Помню, еще в самом начале, сразу после представления первых миллионеров, он позвонил мне по телефону.
— Что ты, черт возьми, вытворяешь? — раздалось в трубке.
— Привет, сын! — парировал я, зная, как больнее его уколоть.
— Все это плохо кончится, ты в этом сам не сомневаешься.
— Придешь ко мне на свадьбу?
— Что ты мелешь? Кто выйдет за тебя замуж?
— Кэролайн Почте.
— Старая подружка твоего брата?
Негодник! Неужели от него убудет, если он проявит немного больше великодушия? Согласен: в прошлом я совершал над ним умственное насилие, но делал это не из извращенного побуждения, а любя. И теперь, в мой единственный миг счастья, он мог бы оказать немного больше поддержки и не упоминать моего треклятого братца. Но дело было не только в Джаспере. Все газетные статьи без единого исключения представляли меня как брата Терри Дина. Никто не пропустил. А ведь он двадцать лет, как умер!
Я хотел обратиться к австралийскому народу с сердитым призывом — забыть о нем, но память не настолько уступчива. Оставалось улыбаться и терпеть, даже когда при упоминании Терри Дина на лице Кэролайн появлялось мечтательное выражение.

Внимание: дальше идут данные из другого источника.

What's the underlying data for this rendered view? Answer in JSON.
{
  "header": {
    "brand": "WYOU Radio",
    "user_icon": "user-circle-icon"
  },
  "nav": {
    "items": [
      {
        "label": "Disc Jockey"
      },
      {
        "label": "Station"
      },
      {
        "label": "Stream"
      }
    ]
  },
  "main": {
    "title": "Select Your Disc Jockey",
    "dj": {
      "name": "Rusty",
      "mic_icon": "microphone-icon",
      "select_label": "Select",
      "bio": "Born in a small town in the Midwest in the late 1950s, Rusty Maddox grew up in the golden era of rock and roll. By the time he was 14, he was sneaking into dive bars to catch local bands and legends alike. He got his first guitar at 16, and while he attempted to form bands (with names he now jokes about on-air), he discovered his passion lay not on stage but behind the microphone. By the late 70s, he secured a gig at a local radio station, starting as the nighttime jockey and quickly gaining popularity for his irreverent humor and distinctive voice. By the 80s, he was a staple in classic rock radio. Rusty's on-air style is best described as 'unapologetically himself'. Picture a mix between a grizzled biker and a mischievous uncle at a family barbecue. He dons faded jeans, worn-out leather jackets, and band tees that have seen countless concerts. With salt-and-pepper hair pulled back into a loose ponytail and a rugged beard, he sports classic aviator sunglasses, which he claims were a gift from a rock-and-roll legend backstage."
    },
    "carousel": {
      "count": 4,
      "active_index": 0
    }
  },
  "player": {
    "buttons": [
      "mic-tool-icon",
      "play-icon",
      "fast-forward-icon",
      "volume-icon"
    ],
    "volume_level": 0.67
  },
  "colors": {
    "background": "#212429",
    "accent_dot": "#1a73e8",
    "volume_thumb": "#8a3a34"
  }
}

Придя на свадьбу, Джаспер уставился на невесту с таким видом, словно хотел проникнуть в психологию смертницы-бомбистки. После этого я долго его не видел. В те дни хаоса и беспорядка, когда я находился в центре внимания, он совершенно меня избегал. Ни разу не поздравил, даже не упомянул о моих реформах, интервью, дебатах, речах и всяких прочих общественных конвульсиях. Ни словом не обмолвился, насколько я плохо выгляжу после химиотерапии, а по мере того как я постепенно начал терять расположение масс, вовсе перестал мне звонить. Может быть, понимал, что я страдаю тяжелым проявлением высокомерия, и считал, что заслуживаю наказания? Может быть, чувствовал, что крах неизбежен? Может быть, хотел затаиться? Но почему я ничего не заметил? Не затаился сам?
Когда несколько редакционных статей намекнули, что у меня звездная болезнь, мне следовало садиться в первый космический челнок и убираться к черту с Земли. А когда обвинили в небывалом тщеславии, поскольку я ношу в портфеле зеркальце (а как же иначе: если на тебя устремлены взоры всей нации, нельзя, чтобы люди заметили, что у тебя в зубах застрял шпинат), следовало понять: один неверный шаг — и не избежать всенародного линчевания. Я не страдал, как утверждали некоторые, манией преследования. И уж точно не по отношению к тем, кто меня преследовал. А если и потерял голову, то это проявлялось в том, что я их не замечал. Разве не я утверждал в течение всей своей никчемной жизни, что людей убивают их бессмертные планы? Что отрицание смерти ведет людей к безвременной кончине, и нередко они забирают с собой и своих близких?